CHAPTER EMPAT

255 28 13
                                    

Sama halnya dengan siswa lain yang akan pergi ke kantin begitu waktu istirahat tiba, Larisa dan kedua sahabatnya pun demikian. Mereka sedang berada di kantin sekarang. Menempati meja yang memang sudah menjadi tempat favorit mereka.

Tidak ada keheningan di dalam kantin. Suara bergemuruh dari para siswa yang sibuk mengobrol sembari menyantap makanan mereka seolah menjadi musik pengiring yang akan terdengar begitu masuk ke area kantin ini.

Hal serupa terjadi pula pada meja yang ditempati Larisa. Kedua sahabatnya tak hentinya berselisih layaknya tikus dan kucing. Meributkan sesuatu hal yang sepele bahkan makanan pun bisa jadi sumber pertengkaran mereka.

Jika kedua sahabatnya sedang bertengkar sekarang, berbeda dengan Larisa yang hanya diam membisu sejak dirinya masuk ke kantin. Sepiring mie ayam yang dipesannya masih utuh, belum tersentuh sedikit pun. Dia duduk dengan dagu yang bersandar pada satu tangannya, tatapannya menerawang kosong. Dilihat dari sudut mana pun gadis itu kentara sedang melamunkan sesuatu.

" Lo punya makanan sendiri Pretty. Ngapain lo ngambil makanan punya gue? Dasar cowok jadi-jadian." Umpat Gina, kesal bukan main karena bakso miliknya yang sengaja dia pisahkan untuk dimakan terakhir nanti justru dengan kurang ajarnya diambil Pretty, tanpa izin dan tanpa permisi. Tanpa merasa bersalah juga, cowok melambai itu memasukan bakso milik Gina ke dalam mulutnya.

" Pelit amat sama temen sendiri. Nih ambil pempek punya ane kalau you mau Gin-gin." Balas Pretty.

" Ogah, gue gak doyan pempek, apalagi punya lo."

Pretty nyengir, tak menyesal sedikit pun sudah mencuri bakso milik sahabatnya. Pandangannya beralih pada mie ayam milik Larisa. Hal serupa dilakukan pemuda itu, dia mengambil begitu saja pangsit kering yang ada di mangkuk mie ayam milik Larisa, memasukan pangsit itu ke dalam mulutnya tanpa permisi.

" Issshh ... gila ya lo, Pret. Udah bakso gue sekarang pangsit punya Icha, lo embat juga."

" Kok jadi you yang sewot sih Gin, orang si Icha aja biasa aja tuh." Kata Pretty seraya menunjuk ke arah Larisa dengan jari-jari lentiknya.

Gina menoleh ke arah Larisa, mengamati wajah tak bersemangat Larisa sebelum dia menggelengkan kepalanya frustasi.

" Woi, melamun aja deh kerjaannya." Ucap Gina kencang, dia menepuk tangan Larisa cukup kencang dengan kipas lipat yang selalu dia bawa kemana-mana, terutama saat ke kantin yang memang cukup panas karena tak ada AC disana.

" Apaan sih Gin, ngagetin aja."

Larisa memberengut, merasa terganggu karena lamunannya buyar gara-gara ulah sahabat absurd-nya.

" Lagian ngelamun terus sih. Hati-hati lo jangan banyak melamun, gak tahu apa di kantin ini banyak hantu penunggunya."

Larisa memutar bola matanya malas, lagi-lagi sahabatnya yang sok cenayang itu mulai berpidato tentang dunia gaib. Larisa benar-benar lelah mendengarnya. Terutama sekarang, dia benar-benar tidak ingin mendengar lelucon receh sahabatnya itu.
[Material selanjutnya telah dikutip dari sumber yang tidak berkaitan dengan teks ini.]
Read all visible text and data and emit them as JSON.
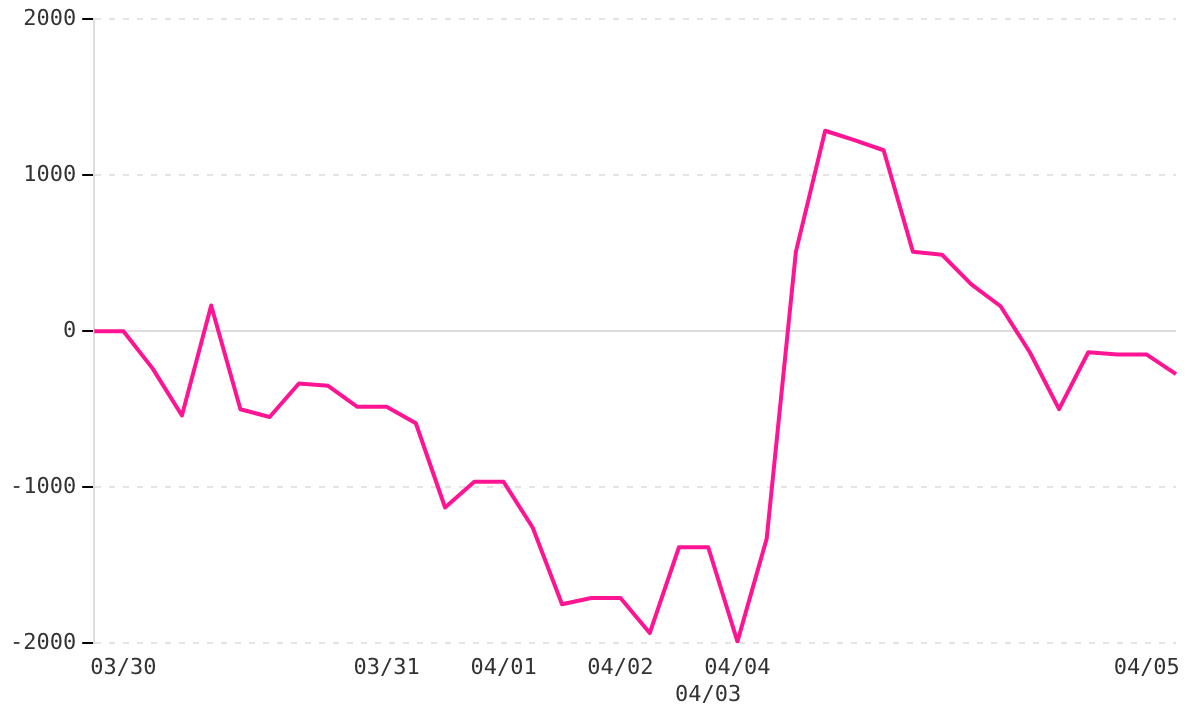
{
  "chart_data": {
    "type": "line",
    "categories": [
      null,
      "03/30",
      null,
      null,
      null,
      null,
      null,
      null,
      null,
      null,
      "03/31",
      null,
      null,
      null,
      "04/01",
      null,
      null,
      null,
      "04/02",
      null,
      null,
      "04/03",
      "04/04",
      null,
      null,
      null,
      null,
      null,
      null,
      null,
      null,
      null,
      null,
      null,
      null,
      null,
      "04/05",
      null
    ],
    "series": [
      {
        "color": "#ff1493",
        "values": [
          0,
          0,
          -240,
          -540,
          165,
          -500,
          -550,
          -335,
          -350,
          -485,
          -485,
          -590,
          -1130,
          -965,
          -965,
          -1260,
          -1750,
          -1710,
          -1710,
          -1935,
          -1385,
          -1385,
          -1990,
          -1330,
          510,
          1285,
          1225,
          1160,
          510,
          490,
          300,
          160,
          -135,
          -500,
          -135,
          -150,
          -150,
          -275
        ]
      }
    ],
    "ylim": [
      -2000,
      2000
    ],
    "yticks": [
      -2000,
      -1000,
      0,
      1000,
      2000
    ],
    "grid": "y",
    "legend": false,
    "marker": "none",
    "line_style": "solid"
  }
}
" You ngelamunin apa sih? Cerita dong sama kita-kita." Pretty ikut menimpali, tangannya kembali mencomot pangsit kering milik Larisa. Lantas meringis ketika kipas lipat milik Gina meluncur mulus di punggung tangannya.

" Dasar pencuri gak tahu diri." Umpat Gina pada Pretty yang sedang mengusap-usap punggung tangannya.

" Bilang aja sirik. Sirik tanda tak mampu."

" Haah? Ngapain sirik. Isshhh ... gue bukan pencuri kayak lo ya." sahut Gina dengan memaksimalkan volume suaranya.

" Eh itu mulut apa toa, tolong dijaga ya. Ini kantin bukan lapangan yang harus pake toa kalau mau suara you kedengeran." Balas Pretty, tak mau kalah. Dan untuk kesekian kalinya Larisa hanya bisa memutar bola matanya bosan melihat perdebatan dua sahabat anehnya.